During Attorney General Bondi’s testimony before the House Judiciary Committee on Wednesday, a photographer captured a page out of her briefing binder that appeared to show a document detailing the files that Rep. Pramila Jayapal had searched on a DOJ computer.
Members of Congress are allowed to search the un-redacted versions of files related to the convicted pedophile and sex trafficker Epstein, who committed suicide in custody in 2019 as he awaited trial in New York City. But the photo of Jayapal’s apparent search in Bondi’s so-called “burn book,” as some House members labeled it, raised alarm bells among members of Congress.
“I've heard the allegations I'm looking into that myself,” Johnson told The Independent on Thursday. “It would obviously be an important line that's crossed, and obviously we can't allow for that.”
The image from Bondi’s hearing binder immediately caused outrage.

“We’re out there trying to do our investigative oversight, and they’ve structured a situation where they’re basically spying on our every move,” Rep. Jamie Raskin, the top Democrat on the House Judiciary Committee, told The Independent.
“So the attorney general knows what material we've looked at,” he said. “I would have liked to have known what material she was looking at before she came in.”
Bondi delivered contentious and combative testimony before the Judiciary Committee on Wednesday that often devolved into her petty and personal sniping against Democrats. And despite her acknowledging the survivors of Epstein’s abuse in her opening remarks, when many of them stood up behind her during the hearing, Bondi did not turn around to face them.
The issue has dogged Bondi going back to when she told Fox News last year that she had a “client list” related to Epstein “sitting on my desk right now to review.”

But she faced massive pushback when the Department of Justice and the FBI released a two-page memo last year essentially closing the investigation, saying Epstein likely killed himself and that he did not have a “client list.”
That prompted a bipartisan coalition to force a vote to release the files with the support of many of Epstein’s survivors that passed almost unanimously in the House and by unanimous consent in the Senate.
Since then, many members of Congress have criticized the nature of the release of the files, saying they are filled with redactions of potential co-conspirators of Epstein’s or that they revealed the names of survivors.
“Pam Bondi has not been complying with the law, and now she's making it harder for members of Congress to do her job, that is wrong,” Rep.
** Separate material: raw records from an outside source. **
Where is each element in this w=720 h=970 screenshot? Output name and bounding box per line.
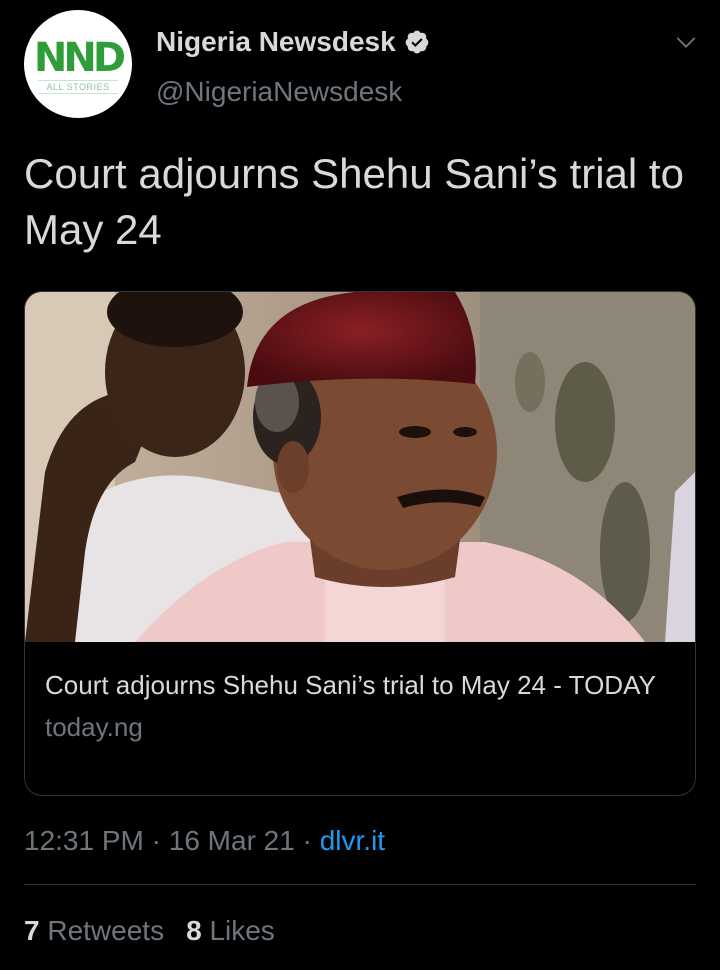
card-text: Court adjourns Shehu Sani’s trial to May… bbox=[45, 666, 675, 746]
card-domain: today.ng bbox=[45, 712, 143, 742]
tweet-source-link[interactable]: dlvr.it bbox=[320, 825, 385, 856]
retweets-link[interactable]: 7 Retweets bbox=[24, 915, 164, 946]
meta-separator: · bbox=[294, 825, 320, 856]
tweet-meta: 12:31 PM · 16 Mar 21 · dlvr.it bbox=[24, 822, 385, 860]
chevron-down-icon[interactable] bbox=[672, 28, 700, 56]
user-handle[interactable]: @NigeriaNewsdesk bbox=[156, 74, 402, 110]
card-photo bbox=[25, 292, 695, 642]
tweet-time[interactable]: 12:31 PM bbox=[24, 825, 144, 856]
avatar-logo-subtitle: ALL STORIES bbox=[38, 80, 118, 94]
tweet-text: Court adjourns Shehu Sani’s trial to May… bbox=[24, 150, 684, 253]
card-title: Court adjourns Shehu Sani’s trial to May… bbox=[45, 670, 656, 700]
display-name-link[interactable]: Nigeria Newsdesk bbox=[156, 24, 430, 60]
likes-link[interactable]: 8 Likes bbox=[186, 915, 275, 946]
meta-separator: · bbox=[143, 825, 169, 856]
display-name: Nigeria Newsdesk bbox=[156, 26, 396, 57]
likes-label: Likes bbox=[209, 915, 275, 946]
tweet-header: NND ALL STORIES Nigeria Newsdesk @Nigeri… bbox=[0, 0, 720, 130]
tweet-stats: 7 Retweets 8 Likes bbox=[24, 912, 275, 950]
avatar-logo-text: NND bbox=[33, 35, 126, 81]
retweets-label: Retweets bbox=[47, 915, 165, 946]
divider bbox=[24, 884, 696, 885]
retweets-count: 7 bbox=[24, 915, 40, 946]
verified-badge-icon bbox=[405, 30, 429, 54]
tweet-date[interactable]: 16 Mar 21 bbox=[169, 825, 295, 856]
likes-count: 8 bbox=[186, 915, 202, 946]
avatar[interactable]: NND ALL STORIES bbox=[24, 10, 132, 118]
link-card[interactable]: Court adjourns Shehu Sani’s trial to May… bbox=[24, 291, 696, 796]
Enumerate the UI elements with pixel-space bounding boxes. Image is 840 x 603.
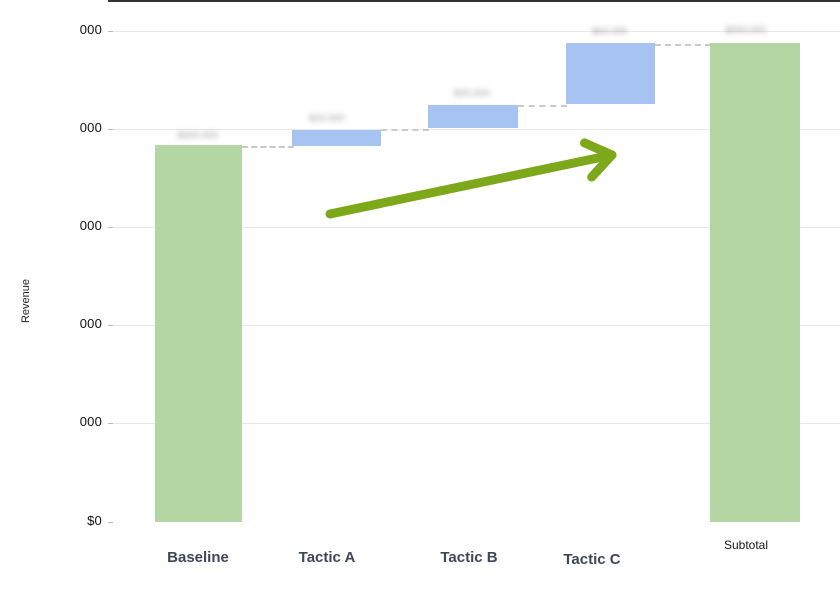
y-tick-label: 000 <box>79 316 102 331</box>
category-label-tactic-c: Tactic C <box>563 551 621 568</box>
waterfall-chart: Revenue 000 000 000 000 000 $0 $000,000 $10,00… <box>0 0 840 603</box>
category-label-tactic-a: Tactic A <box>298 549 356 566</box>
bar-tactic-a[interactable] <box>292 130 381 146</box>
y-axis-title: Revenue <box>20 278 32 324</box>
connector-c-to-subtotal <box>655 44 711 46</box>
value-label-tactic-c: $64,000 <box>592 26 628 36</box>
y-tick-mark <box>108 227 113 228</box>
category-label-subtotal: Subtotal <box>723 538 769 552</box>
y-tick-mark <box>108 423 113 424</box>
y-tick-mark <box>108 31 113 32</box>
y-tick-mark <box>108 129 113 130</box>
y-tick-label: 000 <box>79 22 102 37</box>
connector-b-to-c <box>518 105 567 107</box>
connector-baseline-to-a <box>242 146 294 148</box>
y-tick-mark <box>108 325 113 326</box>
bar-subtotal[interactable] <box>710 43 800 522</box>
value-label-tactic-b: $20,000 <box>454 88 490 98</box>
arrow-shaft <box>325 150 617 219</box>
value-label-subtotal: $000,000 <box>725 25 767 35</box>
y-tick-label: 000 <box>79 218 102 233</box>
bar-tactic-c[interactable] <box>566 43 655 104</box>
y-tick-mark <box>108 522 113 523</box>
y-tick-label: 000 <box>79 120 102 135</box>
value-label-baseline: $000,000 <box>177 130 219 140</box>
arrow-head <box>580 138 617 182</box>
x-axis-line <box>108 0 840 2</box>
y-tick-label: 000 <box>79 414 102 429</box>
value-label-tactic-a: $10,000 <box>309 113 345 123</box>
y-tick-label: $0 <box>87 513 102 528</box>
bar-tactic-b[interactable] <box>428 105 518 128</box>
bar-baseline[interactable] <box>155 145 242 522</box>
connector-a-to-b <box>381 129 429 131</box>
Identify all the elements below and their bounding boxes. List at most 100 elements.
Deborah Ross of North Carolina told The Independent. Ross also said that the revelation worried her.
“That development made me change my strategy — It means that I'm going to come up with a strategy for when I do it,” she noted. Ross also said that Bondi is looking up members' search history "for the same reason that she has a burn book."

The lack of outrage by many Republicans stands in stark contrast to how many of them claimed that special counsel Jack Smith “tapped” their phone records as part of his investigation into President Donald Trump.
Sen. Lindsey Graham of South Carolina put a provision in a spending bill to allow senators to sue the government if their phone records were searched by the federal government without their knowledge.
The House would later repeal that provision. But Democrats said in that case, the president chose whom he called in his plot to overturn the election.
“Here we're talking about just a refusal to look at what is in the Department of Justice's files, but instead trying to attack the folks who are doing the investigative work,” Rep. Mary Gay Scanlon, another member of the Justice Department, told The Independent.
“It definitely has a chilling factor, sure,” Scanlon said. “I'm wondering if I can, apparently, one of the issues is you have to log in, yeah, under your name. I'm wondering if I could log in under Donald Trump or something.”